WASHINGTON - At last, Andrew von Eschenbach is officially the FDA's commissioner.

It's been a long time coming, more than a year since he took on the agency's top role on an interim basis before being nominated by President Bush earlier this year. But various roadblocks were thrown up along the way, and opposition remained until the very end Thursday despite the Senate's 80-11 vote to approve him before departing for the holiday recess.

It's good news for von Eschenbach's many drug industry supporters, most observers believe, given the expectation that he could effectively champion their interests in the coming year of expected congressional tweaking of the FDA. Jim Greenwood, the president and CEO of the Biotechnology Industry Organization (BIO), said in a statement that the confirmation would enable von Eschenbach "to provide effective leadership and vision for the FDA and is a critical step toward strengthening the FDA."

The agency is facing a significant year in terms of legislation, with the renewal of the Prescription Drug User Fee Act (PDUFA), one of several laws up for reauthorization in parallel with a number of proposed bills that could reshape the FDA's authority vis a vis drug safety oversight.

In a statement, von Eschenbach said he's "committed to leading this agency" in a way that "continues to earn" the public's trust and respect in the face of "increasingly complex scientific, medical and regulatory issues." In addition, he thanked outgoing Senate Majority Leader Bill Frist (R-Tenn.), who sought to settle the holds on von Eschenbach's nomination by calling for cloture - a procedure by which the upper chamber can vote to place a time limit on such a matter to overcome a filibuster by vote of three-fifths of the full Senate. In this case, the vote was 89-6.

Von Eschenbach also thanked the leaders of the Senate's Health, Education, Labor and Pensions (HELP) Committee, outgoing Chairman Mike Enzi (R-Wyo.) and future Chairman Edward Kennedy (D-Mass.).
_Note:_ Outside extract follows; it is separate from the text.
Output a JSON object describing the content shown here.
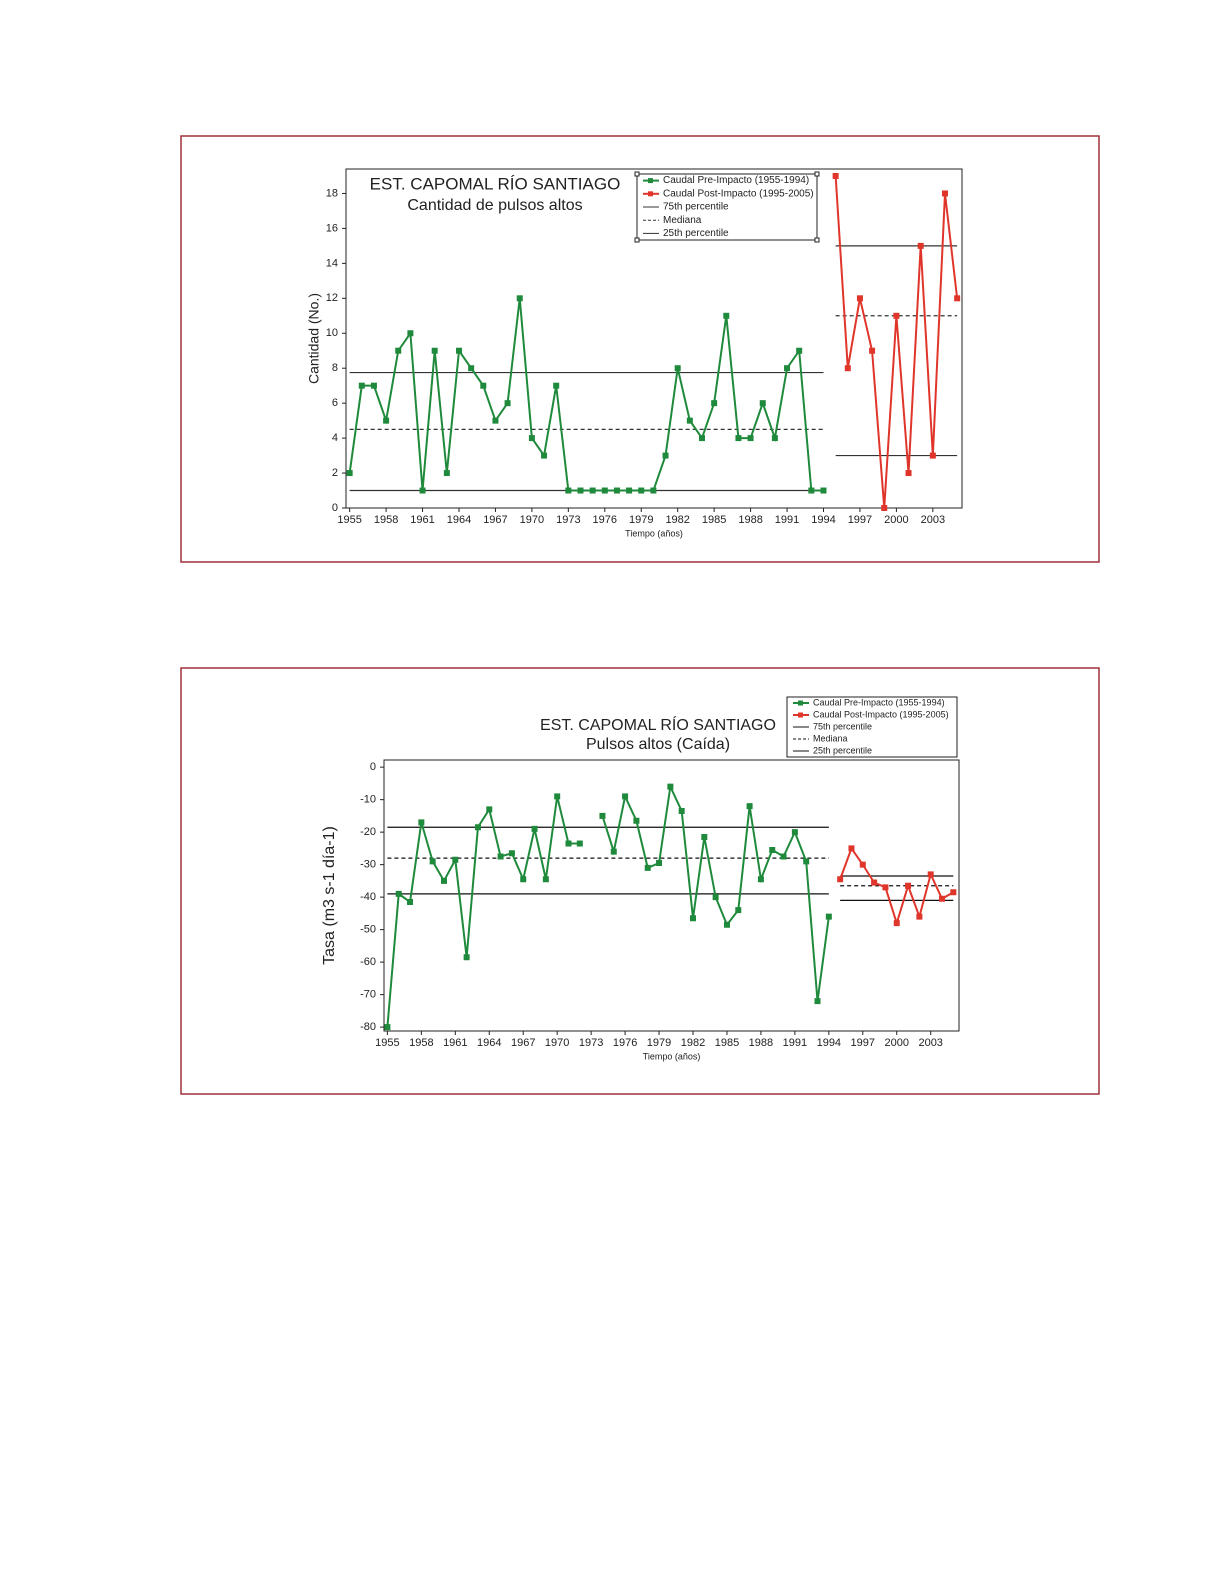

Both have vocally supported him in recent months; last week, Enzi called von Eschenbach a "supremely qualified nominee," and Kennedy said he looks forward "to working closely with the new commissioner" on the multiple FDA-related legislative matters coming up next year.

The nomination cleared the HELP Committee a little more than a month after it held a hearing on von Eschenbach. (See BioWorld Today, Aug. 2, 2006, and Sept. 21, 2006.)
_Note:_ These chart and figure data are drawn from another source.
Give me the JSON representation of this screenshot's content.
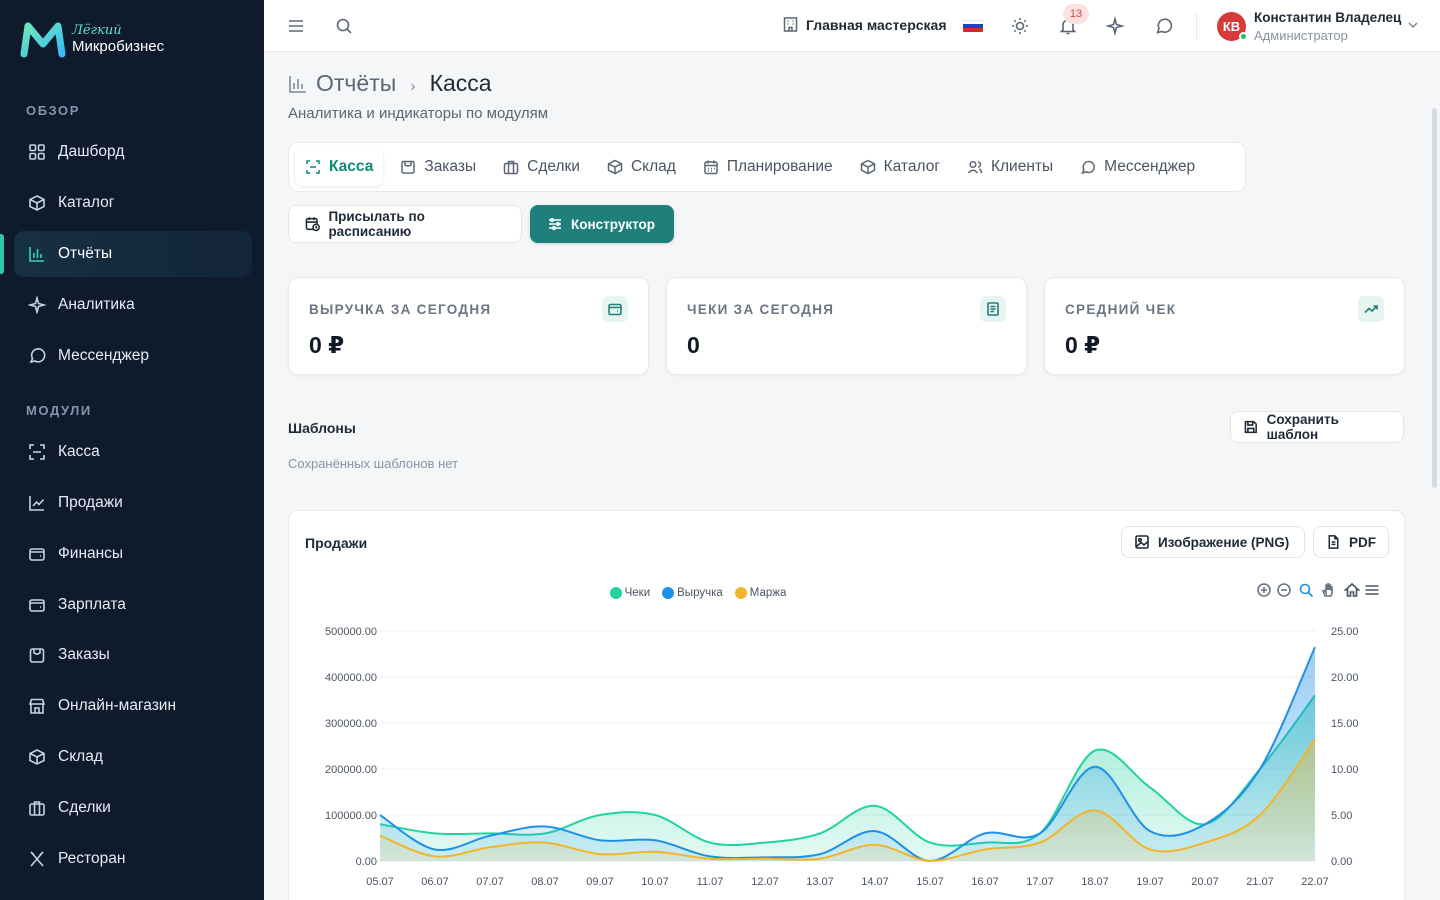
{
  "brand": {
    "line1": "Лёгкий",
    "line2": "Микробизнес"
  },
  "sidebar": {
    "sections": [
      {
        "label": "ОБЗОР",
        "items": [
          {
            "label": "Дашборд",
            "icon": "dashboard-icon"
          },
          {
            "label": "Каталог",
            "icon": "catalog-icon"
          },
          {
            "label": "Отчёты",
            "icon": "reports-icon",
            "active": true
          },
          {
            "label": "Аналитика",
            "icon": "analytics-icon"
          },
          {
            "label": "Мессенджер",
            "icon": "messenger-icon"
          }
        ]
      },
      {
        "label": "МОДУЛИ",
        "items": [
          {
            "label": "Касса",
            "icon": "cashbox-icon"
          },
          {
            "label": "Продажи",
            "icon": "sales-icon"
          },
          {
            "label": "Финансы",
            "icon": "finance-icon"
          },
          {
            "label": "Зарплата",
            "icon": "salary-icon"
          },
          {
            "label": "Заказы",
            "icon": "orders-icon"
          },
          {
            "label": "Онлайн-магазин",
            "icon": "store-icon"
          },
          {
            "label": "Склад",
            "icon": "warehouse-icon"
          },
          {
            "label": "Сделки",
            "icon": "deals-icon"
          },
          {
            "label": "Ресторан",
            "icon": "restaurant-icon"
          }
        ]
      }
    ]
  },
  "topbar": {
    "workshop": "Главная мастерская",
    "notifications_count": "13",
    "user": {
      "initials": "КВ",
      "name": "Константин Владелец",
      "role": "Администратор"
    }
  },
  "page": {
    "breadcrumb_root": "Отчёты",
    "breadcrumb_sep": "›",
    "breadcrumb_current": "Касса",
    "subtitle": "Аналитика и индикаторы по модулям"
  },
  "tabs": [
    {
      "label": "Касса",
      "icon": "scan-icon",
      "active": true
    },
    {
      "label": "Заказы",
      "icon": "orders-icon"
    },
    {
      "label": "Сделки",
      "icon": "deals-icon"
    },
    {
      "label": "Склад",
      "icon": "box-icon"
    },
    {
      "label": "Планирование",
      "icon": "calendar-icon"
    },
    {
      "label": "Каталог",
      "icon": "catalog-icon"
    },
    {
      "label": "Клиенты",
      "icon": "clients-icon"
    },
    {
      "label": "Мессенджер",
      "icon": "messenger-icon"
    }
  ],
  "actions": {
    "schedule": "Присылать по расписанию",
    "builder": "Конструктор"
  },
  "kpis": [
    {
      "label": "ВЫРУЧКА ЗА СЕГОДНЯ",
      "value": "0 ₽",
      "icon": "wallet-icon"
    },
    {
      "label": "ЧЕКИ ЗА СЕГОДНЯ",
      "value": "0",
      "icon": "receipt-icon"
    },
    {
      "label": "СРЕДНИЙ ЧЕК",
      "value": "0 ₽",
      "icon": "trend-up-icon"
    }
  ],
  "templates": {
    "title": "Шаблоны",
    "empty": "Сохранённых шаблонов нет",
    "save_label": "Сохранить шаблон"
  },
  "chart_card": {
    "title": "Продажи",
    "export_png": "Изображение (PNG)",
    "export_pdf": "PDF"
  },
  "colors": {
    "accent": "#1f7f7a",
    "checks": "#22d3a0",
    "revenue": "#1e90e8",
    "margin": "#f2b52a"
  },
  "chart_data": {
    "type": "area",
    "x": [
      "05.07",
      "06.07",
      "07.07",
      "08.07",
      "09.07",
      "10.07",
      "11.07",
      "12.07",
      "13.07",
      "14.07",
      "15.07",
      "16.07",
      "17.07",
      "18.07",
      "19.07",
      "20.07",
      "21.07",
      "22.07"
    ],
    "series": [
      {
        "name": "Чеки",
        "axis": "right",
        "values": [
          4.0,
          3.0,
          3.0,
          3.0,
          5.0,
          5.0,
          2.0,
          2.0,
          3.0,
          6.0,
          2.0,
          2.0,
          3.0,
          12.0,
          8.0,
          4.0,
          10.0,
          18.0
        ]
      },
      {
        "name": "Выручка",
        "axis": "left",
        "values": [
          100000,
          25000,
          55000,
          75000,
          45000,
          45000,
          10000,
          8000,
          15000,
          65000,
          0,
          60000,
          60000,
          205000,
          65000,
          80000,
          200000,
          465000
        ]
      },
      {
        "name": "Маржа",
        "axis": "left",
        "values": [
          55000,
          10000,
          30000,
          40000,
          15000,
          20000,
          5000,
          5000,
          5000,
          35000,
          0,
          25000,
          40000,
          110000,
          25000,
          40000,
          100000,
          265000
        ]
      }
    ],
    "yleft_ticks": [
      "0.00",
      "100000.00",
      "200000.00",
      "300000.00",
      "400000.00",
      "500000.00"
    ],
    "yright_ticks": [
      "0.00",
      "5.00",
      "10.00",
      "15.00",
      "20.00",
      "25.00"
    ],
    "yleft_range": [
      0,
      500000
    ],
    "yright_range": [
      0,
      25
    ],
    "legend_position": "top-center",
    "grid": true
  }
}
Among those still fighting the nomination to the end and voting against von Eschenbach were Sens. Charles Grassley (R-Iowa), Jim DeMint (R-S.C.) and David Vitter (R-La.), each of whom had placed procedural holds in more recent months for three different reasons: subpoenas related to the antibacterial drug Ketek (telithromycin, from Sanofi-Aventis Group); safety issues on the abortion drug RU-486 (mifepristone, from Roussel Uclaf SA); and legalizing drug reimportation from Canada. Previous holds from Sens. Hillary Rodham Clinton (D-N.Y.) and Patty Murray (D-Wash.) were lifted about two months ago after the agency approved over-the-counter use of the emergency contraceptive Plan B (from Barr Pharmaceuticals Inc.) in women 18 and older.
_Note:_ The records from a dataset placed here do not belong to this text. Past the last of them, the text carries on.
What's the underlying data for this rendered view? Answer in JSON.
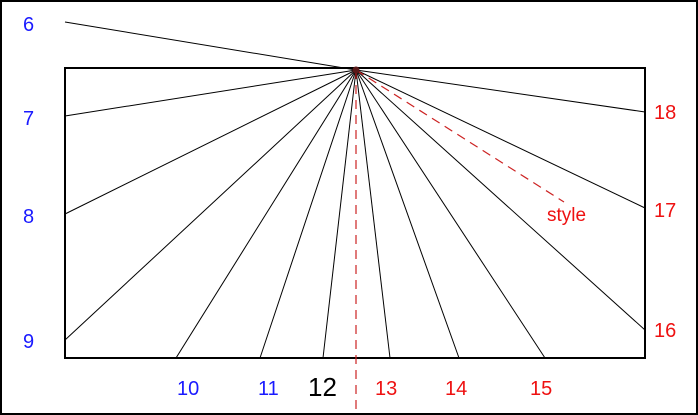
{
  "diagram": {
    "colors": {
      "morning": "#1a1aff",
      "afternoon": "#ee1111",
      "noon": "#000000",
      "line": "#000000",
      "style": "#cc2222"
    },
    "morning_labels": [
      "6",
      "7",
      "8",
      "9",
      "10",
      "11"
    ],
    "noon_label": "12",
    "afternoon_labels": [
      "13",
      "14",
      "15",
      "16",
      "17",
      "18"
    ],
    "style_label": "style"
  }
}
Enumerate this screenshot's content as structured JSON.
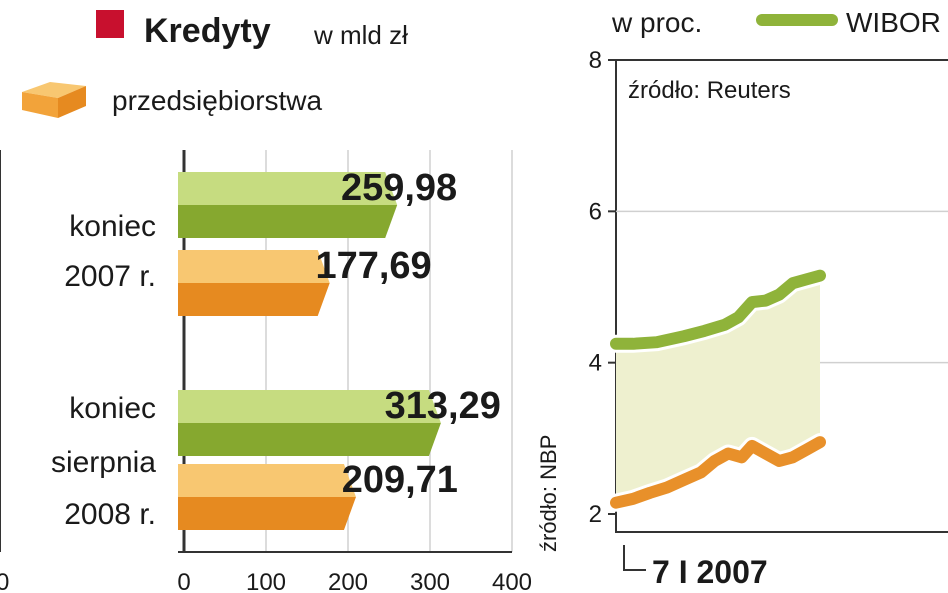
{
  "colors": {
    "credit_red": "#c8102e",
    "green_bar": "#9fbe3f",
    "green_bar_dark": "#86a82f",
    "green_bar_light": "#c6dc80",
    "orange_bar": "#f2a33a",
    "orange_bar_dark": "#e68a20",
    "orange_bar_light": "#f8c771",
    "wibor_green": "#8fb33a",
    "orange_line": "#e8902a",
    "area_fill": "#eef0cf",
    "grid": "#d0d0d0",
    "axis": "#333333"
  },
  "legend": {
    "title": "Kredyty",
    "unit": "w mld zł",
    "item2_label": "przedsiębiorstwa",
    "red_icon": "red-square-icon",
    "box_icon": "orange-box-icon"
  },
  "right_header": {
    "unit": "w proc.",
    "series1_label": "WIBOR",
    "source": "źródło: Reuters",
    "start_date": "7 I 2007"
  },
  "left_footer": {
    "left_edge_tick": "0",
    "source": "źródło: NBP"
  },
  "chart_data": [
    {
      "type": "bar",
      "orientation": "horizontal",
      "title": "Kredyty",
      "unit": "w mld zł",
      "categories": [
        {
          "lines": [
            "koniec",
            "2007 r."
          ]
        },
        {
          "lines": [
            "koniec",
            "sierpnia",
            "2008 r."
          ]
        }
      ],
      "series": [
        {
          "values": [
            259.98,
            313.29
          ],
          "labels": [
            "259,98",
            "313,29"
          ],
          "color": "green"
        },
        {
          "name": "przedsiębiorstwa",
          "values": [
            177.69,
            209.71
          ],
          "labels": [
            "177,69",
            "209,71"
          ],
          "color": "orange"
        }
      ],
      "xlim": [
        0,
        400
      ],
      "xticks": [
        0,
        100,
        200,
        300,
        400
      ],
      "xtick_labels": [
        "0",
        "100",
        "200",
        "300",
        "400"
      ],
      "grid": true
    },
    {
      "type": "line",
      "unit": "w proc.",
      "ylim": [
        2,
        8
      ],
      "yticks": [
        2,
        4,
        6,
        8
      ],
      "ytick_labels": [
        "2",
        "4",
        "6",
        "8"
      ],
      "series": [
        {
          "name": "WIBOR",
          "color": "green",
          "points": [
            [
              0,
              4.25
            ],
            [
              0.05,
              4.25
            ],
            [
              0.12,
              4.27
            ],
            [
              0.2,
              4.35
            ],
            [
              0.26,
              4.42
            ],
            [
              0.32,
              4.5
            ],
            [
              0.36,
              4.6
            ],
            [
              0.4,
              4.8
            ],
            [
              0.44,
              4.82
            ],
            [
              0.48,
              4.9
            ],
            [
              0.52,
              5.05
            ],
            [
              0.56,
              5.1
            ],
            [
              0.6,
              5.15
            ]
          ]
        },
        {
          "color": "orange",
          "points": [
            [
              0,
              2.15
            ],
            [
              0.05,
              2.2
            ],
            [
              0.1,
              2.28
            ],
            [
              0.15,
              2.35
            ],
            [
              0.2,
              2.45
            ],
            [
              0.25,
              2.55
            ],
            [
              0.29,
              2.7
            ],
            [
              0.33,
              2.8
            ],
            [
              0.37,
              2.75
            ],
            [
              0.4,
              2.9
            ],
            [
              0.44,
              2.8
            ],
            [
              0.48,
              2.7
            ],
            [
              0.52,
              2.75
            ],
            [
              0.56,
              2.85
            ],
            [
              0.6,
              2.95
            ]
          ]
        }
      ]
    }
  ]
}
Earlier last week, Scott Gottlieb, the FDA's deputy commissioner for medical and scientific affairs, predicted that the GOP senators' opposition would be overcome. Had this matter carried into the next legislative session, the nomination would have to be repeated. (See BioWorld Today, Dec. 6, 2006.)

Von Eschenbach first came to the FDA more than a year ago following previous Commissioner Lester Crawford's abrupt resignation, just months after receiving Senate confirmation himself. Previously, von Eschenbach led the National Cancer Institute. (See BioWorld Today, Sept. 27, 2005.)